Saturday, September 21, 2019

Yum: Spam jumps on pumpkin spice bandwagon


Pumpkin spice Spam goes on sale Sept. 23. It will be available online through the Spam and Walmart websites. Two cans per package. The marketing message is “eat one, give one.” Trick or treat?

Spam, now an “old man” on supermarket shelves, is benefiting from new waves of publicity, giving it exposure to a whole new generation of consumers. The product was invented in 1937, as a “miracle meat in a tin can,” manufactured by Hormel Foods Corporation of Austin, Minn.

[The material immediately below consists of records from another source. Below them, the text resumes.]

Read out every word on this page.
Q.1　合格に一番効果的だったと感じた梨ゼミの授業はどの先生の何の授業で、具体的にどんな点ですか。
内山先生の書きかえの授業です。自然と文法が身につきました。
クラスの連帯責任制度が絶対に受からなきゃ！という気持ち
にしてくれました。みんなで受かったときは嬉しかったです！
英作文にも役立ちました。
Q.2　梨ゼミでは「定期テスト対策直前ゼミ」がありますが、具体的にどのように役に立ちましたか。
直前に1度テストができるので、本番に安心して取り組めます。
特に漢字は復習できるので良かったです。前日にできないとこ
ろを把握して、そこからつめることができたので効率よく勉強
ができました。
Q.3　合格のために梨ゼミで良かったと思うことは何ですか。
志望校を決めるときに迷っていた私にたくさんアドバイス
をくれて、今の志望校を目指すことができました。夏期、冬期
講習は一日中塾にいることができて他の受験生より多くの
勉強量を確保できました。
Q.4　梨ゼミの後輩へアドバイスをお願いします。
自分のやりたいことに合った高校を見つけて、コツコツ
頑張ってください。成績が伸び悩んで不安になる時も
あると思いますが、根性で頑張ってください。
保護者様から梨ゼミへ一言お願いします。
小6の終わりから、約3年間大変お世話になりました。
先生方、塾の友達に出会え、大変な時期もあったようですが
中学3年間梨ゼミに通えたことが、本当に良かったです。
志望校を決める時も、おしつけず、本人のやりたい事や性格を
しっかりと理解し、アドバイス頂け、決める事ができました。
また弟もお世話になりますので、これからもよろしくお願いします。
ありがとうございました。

Described as the “meat of many uses,” you can eat Span straight out of the can, grill it, bake it, fry it and even microwave it. Spam caught on quickly because it was budget friendly. The nation was still scratching its way out the Great Depression. By 1940, about 70% of Americans had “dined on Spam.”

Austin became “Spam Town, U.S.A.” The Spam Museum there offers free admission. Visit Johnny’s Spamarama for lunch and try the “Spam De’ Melt” (a grilled cheese stuffed with Spam, bacon and sour cream).

Hormel says the basic Spam recipe is a blend of simple ingredients. Begin with a ground pork shoulder and ham mixture, and add salt, water, potato starch, sugar and sodium nitrite.

The mixture is inserted into the familiar 12-ounce metal cans; lids are applied through a vacuum-sealing process. The cans are then cooked in a giant “cooker” that holds 66,000 units at one time, according to Karin Miner, a regular contributor to Mashed, an online destination of food lovers.

To mix up its batches of pumpkin spice Spam, Hormel is not injecting any real pumpkin in the mixture. The company says it can make the product taste like pumpkin spice by adding cinnamon, clove, allspice and nutmeg.

Throughout the years, Spam has been a dagnabbit punching bag – a product that has been spoofed, scoffed at, maligned and disparaged…but Spam has survived and thrived.

Meghan Jones of Reader’s Digest magazine reported that the Spam brand could be an “abbreviated version of ‘shoulder of pork and ham,’ or short for ‘spiced ham.’”

Miner suggested that Spam is an acronym for “something posing as meat.” Some jokester once opined that Spam stands for “squirrel, possum and muskrat.” Company officials just laugh it off. They are resolved to keep the origin of the name “a secret.”

As background, George A. Hormel established a slaughterhouse and meatpacking facility in Austin in 1891, and by 1901, the company was processing whole hogs, beef and sausage in Austin.

Spam helped the Allies to win World War II, as soldiers remained fit and well-fed by “feasting” on Spam; the product didn’t need refrigeration and had a long shelf life, Miner reported.

She said former Soviet Premier Nikita Khrushchev wrote in his memoirs: “It tasted good. Without Spam, we wouldn’t have been able to feed our army. We had lost our most fertile lands.”

American GIs termed Spam as “ham that didn’t pass its physical” or as “meatloaf that missed basic training.”

George Hormel’s son, Jay Hormel served in World War I. In response to complaints from U.S. service members during World War II, Jay Hormel would say: “If they think Spam is terrible, they ought to have eaten the bully beef we had in the last war.”

Bully beef (corned beef) in a tin and hardtack biscuits were the main field rations of the British Army in World War I and shared with the American troops in Europe.

Erin DeJesus of Eater.com, an online food and dining network, said Hormel’s wartime role continued in Korea and Vietnam. Today, major markets for Spam include South Korea, Japan, the Philippines, Guam (a U.S. territory in the western Pacific Ocean) and Hawaii.

Hormel’s international “Spambassador” is a chap named Chris Stephens, a delivery truck driver in Cardiff, the capital city of Wales, in the United Kingdom. He eats Spam every day and has been doing so for more than 60 years.

“I love the unique flavor and would eat multiple cans a day but my wife has put me on a diet recently, so I’ve cut down to one tub per day,” Stephens said.

Stephens said he enjoys traveling, but he only selects hotels that offer frying facilities, so he can get his daily fix of Spam. “Give me Spam above the best beef or lobster any day,” he declared.